[Date Prev][Date Next] [Thread Prev][Thread Next] [Date Index] [Thread Index]

Bug#253404: Bug #253404: Set root's locale to POSIX on the installed system for "complex" (CJK, Indic, RTL...) languages



Bug #253404 is about a quite well known issue for newly installed
systems:

When one installs a system using a language such as Chinese, Japanese,
Korean, Arabic, etc...the text installer works fine because it works
in a framebuffered environment.
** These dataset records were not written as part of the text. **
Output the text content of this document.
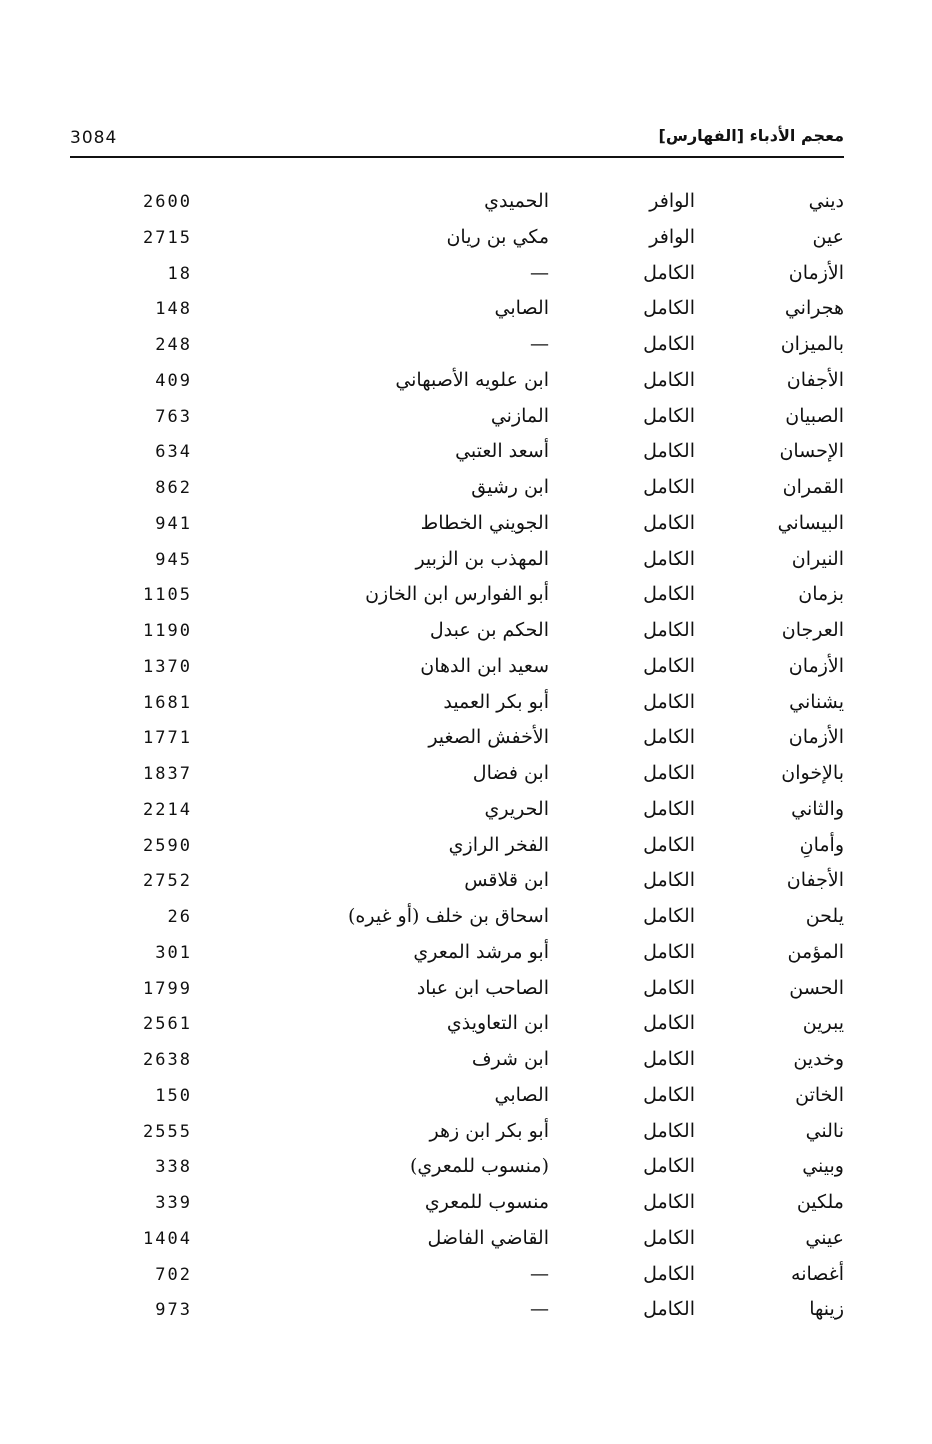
3084	معجم الأدباء [الفهارس]
ديني
الوافر
الحميدي
2600
عين
الوافر
مكي بن ريان
2715
الأزمان
الكامل
—
18
هجراني
الكامل
الصابي
148
بالميزان
الكامل
—
248
الأجفان
الكامل
ابن علويه الأصبهاني
409
الصبيان
الكامل
المازني
763
الإحسان
الكامل
أسعد العتبي
634
القمران
الكامل
ابن رشيق
862
البيساني
الكامل
الجويني الخطاط
941
النيران
الكامل
المهذب بن الزبير
945
بزمان
الكامل
أبو الفوارس ابن الخازن
1105
العرجان
الكامل
الحكم بن عبدل
1190
الأزمان
الكامل
سعيد ابن الدهان
1370
يشناني
الكامل
أبو بكر العميد
1681
الأزمان
الكامل
الأخفش الصغير
1771
بالإخوان
الكامل
ابن فضال
1837
والثاني
الكامل
الحريري
2214
وأمانِ
الكامل
الفخر الرازي
2590
الأجفان
الكامل
ابن قلاقس
2752
يلحن
الكامل
اسحاق بن خلف (أو غيره)
26
المؤمن
الكامل
أبو مرشد المعري
301
الحسن
الكامل
الصاحب ابن عباد
1799
يبرين
الكامل
ابن التعاويذي
2561
وخدين
الكامل
ابن شرف
2638
الخاتن
الكامل
الصابي
150
نالني
الكامل
أبو بكر ابن زهر
2555
وبيني
الكامل
(منسوب للمعري)
338
ملكين
الكامل
منسوب للمعري
339
عيني
الكامل
القاضي الفاضل
1404
أغصانه
الكامل
—
702
زينها
الكامل
—
973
Similarly base-config ran fine because
it was running inside bterm.

However, in that case, the installed system uses the installation
locale as the general locale for the installed system byt setting LANG
and LANGUAGE in /etc/environment.

The consequence for this is Mojibake at the console of the installed
system.

Two solutions have been proposed in #253404 and 263575:

1) set the general locale to POSIX for these languages
2) set root's environment for this POSIX localization

In #263575, Kenshi proposed a solution involving patching base-files,
which was rejected by the base-files maintainer.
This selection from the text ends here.